In a 6-3 vote, Boulder City Council on Tuesday passed an emergency measure meant to address tents and propane tanks primarily used by people experiencing homelessness who live in encampments in the city. Councilmembers Rachel Friend and Adam Swetlik and Mayor Pro Tem Junie Joseph were the dissenting votes.

This new ordinance comes on the heels of a decision by the Council to spend $2.7 million over 18 months on efforts to enforce its current camping ban, including an extra Boulder Police Department unit and an internal cleanup team to clear encampments.

While a report from the National Homelessness Law Center states that criminalization is the “most expensive and least effective” way to address homelessness, the Boulder Police Department and other city officials have said that prohibiting tents and propane tanks is a necessary step in the city’s efforts to enforce its urban camping ban. The City Council earlier this year expressed its intent to continue with such enforcement.

“(The emergency measure) will allow the police department to remove a tent right away, not just after sunset, to further clarify that parks and public spaces are not for camping,” Interim City Attorney Sandra Llanes said.

In terms of the new propane tank ordinance, Mayor Pro Tem Junie Joseph asked whether it made more sense to enforce use rather than possession. That change might have allowed her to get on board with the measure.

If the idea is to enforce the ordinance, the answer to Joseph’s question is no, according to Deputy Chief Carey Weinheimer.

“It’s much more difficult to enforce use because we have to actually catch the person in use as opposed to being in possession,” Weinheimer said.

Either way, propane tanks are a fire safety hazard “since typically there’s an open flame component to them and they’re used near tents or temporary structures,” Llanes said. Additionally, the city says it’s concerned about propane tank theft.

Police department data indicates that in 2018 there was one reported case with two tanks stolen. In 2019, there were three cases with five tanks. In 2020, there were 11 cases with 91 tanks stolen.

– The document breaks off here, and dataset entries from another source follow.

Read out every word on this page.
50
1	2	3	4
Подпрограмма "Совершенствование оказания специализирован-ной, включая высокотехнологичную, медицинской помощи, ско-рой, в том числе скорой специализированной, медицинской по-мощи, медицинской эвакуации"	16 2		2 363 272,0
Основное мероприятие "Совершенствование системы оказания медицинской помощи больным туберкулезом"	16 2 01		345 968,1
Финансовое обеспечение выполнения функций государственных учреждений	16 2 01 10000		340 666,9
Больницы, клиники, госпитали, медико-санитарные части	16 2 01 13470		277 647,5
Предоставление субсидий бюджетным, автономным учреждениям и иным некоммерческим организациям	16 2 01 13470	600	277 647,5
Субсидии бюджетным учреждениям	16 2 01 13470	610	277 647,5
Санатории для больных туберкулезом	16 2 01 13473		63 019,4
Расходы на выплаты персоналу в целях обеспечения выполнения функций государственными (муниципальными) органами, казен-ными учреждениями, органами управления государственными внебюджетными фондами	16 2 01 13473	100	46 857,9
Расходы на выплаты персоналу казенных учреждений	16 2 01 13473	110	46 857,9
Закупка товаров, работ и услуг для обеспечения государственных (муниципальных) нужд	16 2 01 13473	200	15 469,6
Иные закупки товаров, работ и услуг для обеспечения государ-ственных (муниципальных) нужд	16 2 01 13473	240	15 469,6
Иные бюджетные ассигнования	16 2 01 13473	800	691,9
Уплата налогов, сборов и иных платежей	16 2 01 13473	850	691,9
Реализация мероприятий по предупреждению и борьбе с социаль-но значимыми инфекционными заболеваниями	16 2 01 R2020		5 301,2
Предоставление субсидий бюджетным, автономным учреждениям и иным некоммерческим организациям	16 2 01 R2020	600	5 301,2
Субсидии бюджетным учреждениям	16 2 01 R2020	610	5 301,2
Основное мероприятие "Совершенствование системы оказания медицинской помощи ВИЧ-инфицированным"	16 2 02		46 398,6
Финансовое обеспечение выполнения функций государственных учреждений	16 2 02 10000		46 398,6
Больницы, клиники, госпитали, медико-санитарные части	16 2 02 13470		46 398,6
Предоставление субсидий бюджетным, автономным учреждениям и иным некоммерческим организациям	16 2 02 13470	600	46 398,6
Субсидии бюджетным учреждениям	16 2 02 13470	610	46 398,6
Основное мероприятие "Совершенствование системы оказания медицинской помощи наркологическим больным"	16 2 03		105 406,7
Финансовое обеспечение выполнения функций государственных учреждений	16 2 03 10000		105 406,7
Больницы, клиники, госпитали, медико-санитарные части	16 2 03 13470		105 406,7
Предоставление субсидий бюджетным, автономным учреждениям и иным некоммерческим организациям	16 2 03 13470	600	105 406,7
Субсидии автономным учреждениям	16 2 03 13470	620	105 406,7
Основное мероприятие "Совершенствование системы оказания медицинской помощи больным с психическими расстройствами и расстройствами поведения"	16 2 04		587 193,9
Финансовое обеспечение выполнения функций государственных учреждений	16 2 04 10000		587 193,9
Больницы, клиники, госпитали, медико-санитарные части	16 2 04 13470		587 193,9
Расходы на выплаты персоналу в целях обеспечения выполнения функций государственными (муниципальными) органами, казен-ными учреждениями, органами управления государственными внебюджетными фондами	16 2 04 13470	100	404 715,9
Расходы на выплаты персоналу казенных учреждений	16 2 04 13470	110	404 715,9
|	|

Thus far in 2021 there have been four reports with 14 tanks stolen.

Per the council’s suggestion, the city collected anecdotal data regarding reasons people use propane tanks in public spaces. Most reported using propane for warmth or for cooking food, according to Llanes, while some said they use the tanks to make cannabis concentrates.

Both ordinances include exceptions for those who obtain a city permit. Further, temporary shade structures will be allowed in city parks during the day.

A few people spoke during Tuesday’s public hearing and all were in the favor of the emergency measure. Boulder resident Barbara Appel said she was in favor but also urged the city to support people experiencing homelessness by providing resources for those with mental health and substance use disorders.

“It is your duty to get them the support they need and get them off the streets,” Appel said.

The council majority agreed.

“I think we need to be clear eyed about our current conditions,” Councilmember Mark Wallach said. “Encampments have been an ecological and environmental disaster. They have been a public safety disaster.”

Others, however, were less convinced.

Councilmember Adam Swetlik did not disagree with Wallach’s assertion, but he maintains that the ordinance won’t have much impact on the problem as a whole.

“It doesn’t sound like much of a solution, and I don’t want to set the public up for thinking that it’s really going to change things,” he said.

Although he voted in favor of the ordinance, citing safety issues, Brockett agreed.

“Make no mistake,” he said. “It’s not going to solve any problems around homelessness. The same number of people will still be homeless with these rules as before.”